Innovating and sharing new ways to work efficiently
By Andrew Watson, on 1 September 2020
When the Retrospective Cataloguing Team adopted the theme Innovating and sharing new ways to work efficiently from UCL Ways of Working as one of our goals earlier this year, little did we know how apt it was going to prove. Within weeks, we were abruptly separated from the printed material we spent much of our time cataloguing and our chief activity appeared to be curtailed overnight.
Or was it? One of our key skills is correcting and enhancing metadata, honed through working with Special Collections material stored offsite where retrieval depends on the accurate matching of bibliographic data to barcode numbers. Analysis of data, accurate matching and enhancement lend themselves to many situations and this is where our journey of innovation led…
We began by matching over 1,900 of our rare books to entries in the English Short Title Catalogue (ESTC), a union catalogue of imprints chiefly in the English language published prior to 1801, and added UCL holdings.
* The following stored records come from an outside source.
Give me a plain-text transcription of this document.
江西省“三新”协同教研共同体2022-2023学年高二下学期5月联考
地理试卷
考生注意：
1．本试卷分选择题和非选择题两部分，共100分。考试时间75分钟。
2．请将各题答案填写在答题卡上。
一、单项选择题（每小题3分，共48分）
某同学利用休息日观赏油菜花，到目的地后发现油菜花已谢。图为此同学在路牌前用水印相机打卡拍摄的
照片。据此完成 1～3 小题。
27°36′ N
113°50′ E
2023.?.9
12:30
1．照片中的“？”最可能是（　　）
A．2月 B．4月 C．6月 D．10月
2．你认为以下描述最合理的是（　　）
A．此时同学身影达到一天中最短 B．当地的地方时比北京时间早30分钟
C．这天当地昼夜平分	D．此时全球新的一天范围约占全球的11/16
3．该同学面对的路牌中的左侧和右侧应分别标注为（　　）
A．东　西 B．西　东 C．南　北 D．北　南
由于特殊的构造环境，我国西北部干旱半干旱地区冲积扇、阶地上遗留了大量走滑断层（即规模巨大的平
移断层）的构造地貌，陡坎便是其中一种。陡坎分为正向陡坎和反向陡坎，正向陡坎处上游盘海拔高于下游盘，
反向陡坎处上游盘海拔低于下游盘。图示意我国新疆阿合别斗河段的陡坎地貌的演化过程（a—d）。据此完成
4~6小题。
ESTC is one of the chief international finding aids for such material. We then turned our attention to Special Collections archive holdings adding barcodes and shelf locations to records for items contained within 350 boxes of Karl Pearson and J B S Haldane papers.
Next, Tabitha Tuckett enlisted our help in an innovative project she devised to meet academic needs whilst physical collections were inaccessible. This involved us working with the Special Collections Digitisation Team to make all stored digital images of Special Collections printed material available online in the UCL Digital Collections repository. We assisted by enhancing the relevant metadata to enable discovery. In addition, we added links in the catalogue records so that for the first time, descriptions of our rare books on Explore lead directly to online images of the resources, as in this example from the Laurence Housman collection: An anti-suffrage alphabet.
Testing software for the delivery of Special Collections teaching, moderating online events, enhancing presentation transcriptions, so the journey continues…
As for my own innovative activity, I’ve been converting Excel spreadsheets of bibliographic data into MARC records for importation into Alma. Compiled by the Folklore Society Library for their rare material, the data required analysis in order to be assigned to an array of over 40 MARC fields and subfields. It is the first time this has been attempted for material held by Special Collections which has complex inventory importation requirements. Tom Meehan provided invaluable assistance by setting up the necessary import profiles in Alma, an innovative activity for him and one deserving a blog post of its own which Tom plans to provide. The records are now available on Explore by searching for flsrare.
What innovative activities has the lockdown period led you to explore? Do share!